La vita artistica di Sordi ebbe inizio nell’immediato dopoguerra, dove ottenne un discreto successo radiofonico. La grande popolarità, però, la ottenne grazie al grande schermo ne “I Vitelloni”, dove, oltretutto, era inserito in un ruolo non da protagonista. Da qual momento, Sordi fu il mattatore di alcuni film che hanno fatto la storia del cinema italiano, come “Un americano a Roma”, “il conte Max”, “Domenica è sempre domenica”, “Il vigile” ed innumerevoli altre pellicole.

Pasquale Zagaria, per tutti “Lino Banfi”

Tre le generazioni cresciute negli ultimi tre decenni, un posto di rilievo lo occupa senz’altro Lino Banfi, che ha dimostrato la propria polivalenza ed ecletticità artistica in pellicole al di fuori dell’ambito comico. La grande popolarità dell’attore pugliese, tuttavia, arrivò negli anni ‘70, quando era uno dei volti di punta della commedia sexy italiana.

Le doti comiche di Banfi nel ruolo del “brutto, simpatico, goffo e arrapeto” ben si coniugavano col fascino smisurato e sensuale delle attrici di quell’epoca, difficilmente riscontrabile – se non cliccando qui – ai tempi nostri, dove le interpreti del grande schermo sembrano tutte catalogate in uno unico standard di bellezza, molto spesso tutt’altro che naturale.

Roberto Benigni, genio e sregolatezza

Per almeno venticinque anni, Roberto Benigni ha diviso il paese tra chi lo riteneva eccessivo e chi, invece, lo amava alla follia. Nel 1997, però, tutto il mondo riconobbe la sua grandezza col pluripremiato “La vita è bella”, che gli valse l’Oscar come “migliore attore protagonista” due anni più tardi: la memorabile camminata tra le poltroncine delle star di Hollywood per ricevere il premio direttamente dalle mani di Sophia Loren, è uno dei momenti più belli nella storia del cinema nostrano.

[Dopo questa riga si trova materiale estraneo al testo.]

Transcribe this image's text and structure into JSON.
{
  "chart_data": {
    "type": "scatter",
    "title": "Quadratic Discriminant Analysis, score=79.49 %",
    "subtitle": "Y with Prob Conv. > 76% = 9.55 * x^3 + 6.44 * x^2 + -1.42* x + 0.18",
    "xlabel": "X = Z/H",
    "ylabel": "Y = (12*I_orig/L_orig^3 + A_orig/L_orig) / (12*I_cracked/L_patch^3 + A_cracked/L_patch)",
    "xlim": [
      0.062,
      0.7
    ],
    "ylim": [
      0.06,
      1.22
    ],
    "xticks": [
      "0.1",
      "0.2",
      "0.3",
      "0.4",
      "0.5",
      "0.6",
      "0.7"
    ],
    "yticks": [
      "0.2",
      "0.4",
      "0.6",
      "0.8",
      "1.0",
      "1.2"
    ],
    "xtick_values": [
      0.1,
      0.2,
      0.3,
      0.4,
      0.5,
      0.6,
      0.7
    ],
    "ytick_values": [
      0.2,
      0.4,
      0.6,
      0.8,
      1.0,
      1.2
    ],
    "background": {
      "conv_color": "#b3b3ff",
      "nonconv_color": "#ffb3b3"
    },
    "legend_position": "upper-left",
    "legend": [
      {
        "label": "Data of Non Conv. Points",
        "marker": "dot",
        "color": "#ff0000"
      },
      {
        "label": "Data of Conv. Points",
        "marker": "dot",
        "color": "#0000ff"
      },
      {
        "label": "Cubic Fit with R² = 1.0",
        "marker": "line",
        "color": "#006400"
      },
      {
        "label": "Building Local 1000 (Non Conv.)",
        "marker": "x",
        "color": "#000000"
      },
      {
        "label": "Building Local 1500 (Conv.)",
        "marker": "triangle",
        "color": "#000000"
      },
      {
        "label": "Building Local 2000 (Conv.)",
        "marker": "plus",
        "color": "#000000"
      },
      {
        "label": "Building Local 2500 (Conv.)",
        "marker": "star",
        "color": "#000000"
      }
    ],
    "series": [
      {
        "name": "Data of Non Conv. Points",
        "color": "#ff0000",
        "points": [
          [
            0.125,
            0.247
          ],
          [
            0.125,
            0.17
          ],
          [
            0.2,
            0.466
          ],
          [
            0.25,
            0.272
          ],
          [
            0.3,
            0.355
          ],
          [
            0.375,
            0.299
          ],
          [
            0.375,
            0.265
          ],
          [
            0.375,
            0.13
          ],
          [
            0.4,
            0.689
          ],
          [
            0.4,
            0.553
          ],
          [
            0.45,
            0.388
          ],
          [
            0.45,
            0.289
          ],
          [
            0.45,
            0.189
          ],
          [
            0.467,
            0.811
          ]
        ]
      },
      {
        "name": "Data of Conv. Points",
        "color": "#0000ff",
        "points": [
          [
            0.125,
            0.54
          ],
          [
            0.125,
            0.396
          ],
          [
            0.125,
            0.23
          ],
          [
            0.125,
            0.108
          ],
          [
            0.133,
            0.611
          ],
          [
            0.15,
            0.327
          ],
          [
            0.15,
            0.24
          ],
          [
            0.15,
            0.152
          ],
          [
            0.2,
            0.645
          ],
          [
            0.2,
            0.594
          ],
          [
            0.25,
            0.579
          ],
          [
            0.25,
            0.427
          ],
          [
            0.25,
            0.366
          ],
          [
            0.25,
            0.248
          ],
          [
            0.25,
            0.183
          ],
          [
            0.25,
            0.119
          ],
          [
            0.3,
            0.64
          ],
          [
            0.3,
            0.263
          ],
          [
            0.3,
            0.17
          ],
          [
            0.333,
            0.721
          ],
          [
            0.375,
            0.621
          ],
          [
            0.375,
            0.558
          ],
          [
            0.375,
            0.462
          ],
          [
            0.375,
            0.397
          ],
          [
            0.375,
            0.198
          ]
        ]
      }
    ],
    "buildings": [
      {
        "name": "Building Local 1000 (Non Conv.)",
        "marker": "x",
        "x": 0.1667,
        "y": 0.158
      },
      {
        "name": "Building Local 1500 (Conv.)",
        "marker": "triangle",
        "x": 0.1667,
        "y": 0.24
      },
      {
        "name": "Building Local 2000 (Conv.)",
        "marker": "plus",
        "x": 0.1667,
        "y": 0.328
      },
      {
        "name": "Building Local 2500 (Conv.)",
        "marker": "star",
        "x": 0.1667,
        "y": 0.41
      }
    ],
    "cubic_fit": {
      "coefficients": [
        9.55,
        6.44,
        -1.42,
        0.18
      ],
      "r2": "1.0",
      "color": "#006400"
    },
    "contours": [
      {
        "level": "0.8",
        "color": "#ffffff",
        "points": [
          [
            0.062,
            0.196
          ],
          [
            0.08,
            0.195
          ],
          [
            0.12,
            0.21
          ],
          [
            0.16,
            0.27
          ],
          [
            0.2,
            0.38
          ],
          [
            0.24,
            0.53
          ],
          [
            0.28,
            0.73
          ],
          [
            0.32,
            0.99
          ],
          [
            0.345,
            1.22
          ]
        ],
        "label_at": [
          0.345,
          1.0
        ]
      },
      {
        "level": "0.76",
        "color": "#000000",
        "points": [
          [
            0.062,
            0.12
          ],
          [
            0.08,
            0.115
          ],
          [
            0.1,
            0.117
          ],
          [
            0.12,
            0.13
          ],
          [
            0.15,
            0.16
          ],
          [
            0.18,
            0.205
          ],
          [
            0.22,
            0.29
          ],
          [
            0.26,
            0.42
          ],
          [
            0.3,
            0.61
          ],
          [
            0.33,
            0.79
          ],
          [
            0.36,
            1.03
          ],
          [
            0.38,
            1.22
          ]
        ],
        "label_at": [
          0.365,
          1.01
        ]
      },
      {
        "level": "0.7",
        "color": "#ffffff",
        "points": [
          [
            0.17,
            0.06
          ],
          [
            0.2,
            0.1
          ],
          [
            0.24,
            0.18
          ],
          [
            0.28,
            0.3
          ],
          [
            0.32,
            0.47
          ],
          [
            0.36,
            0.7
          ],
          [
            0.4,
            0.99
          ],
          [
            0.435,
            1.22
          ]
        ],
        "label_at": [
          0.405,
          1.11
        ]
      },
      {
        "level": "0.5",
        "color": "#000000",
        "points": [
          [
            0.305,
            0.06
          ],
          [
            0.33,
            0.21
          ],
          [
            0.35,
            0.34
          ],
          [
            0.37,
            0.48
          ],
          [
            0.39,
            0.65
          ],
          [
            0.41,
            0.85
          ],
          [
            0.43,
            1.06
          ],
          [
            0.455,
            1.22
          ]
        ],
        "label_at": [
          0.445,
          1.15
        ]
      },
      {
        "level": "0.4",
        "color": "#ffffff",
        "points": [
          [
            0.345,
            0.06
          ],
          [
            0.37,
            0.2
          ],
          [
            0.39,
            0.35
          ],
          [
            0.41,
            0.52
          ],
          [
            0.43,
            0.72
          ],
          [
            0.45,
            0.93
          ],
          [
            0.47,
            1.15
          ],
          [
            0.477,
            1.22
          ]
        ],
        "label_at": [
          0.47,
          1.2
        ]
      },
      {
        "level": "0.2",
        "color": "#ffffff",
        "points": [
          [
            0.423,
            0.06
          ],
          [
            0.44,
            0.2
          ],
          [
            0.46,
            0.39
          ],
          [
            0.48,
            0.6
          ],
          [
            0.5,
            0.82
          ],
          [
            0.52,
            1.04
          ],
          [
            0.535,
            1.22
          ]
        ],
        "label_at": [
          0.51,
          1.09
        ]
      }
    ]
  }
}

Negli ultimi anni, la graffiante comicità del Benigni degli anni ‘70 e ‘80, ha lasciato spazio al lato culturale e colto dell’artista toscano. E non sono pochi i fan di quei tempi che, a malincuore, rimpiangono il Benigni de “Il piccolo Diavolo” o “Johnny Stecchino”, due autentici campioni d’incassi che hanno fatto ridere milioni di italiani.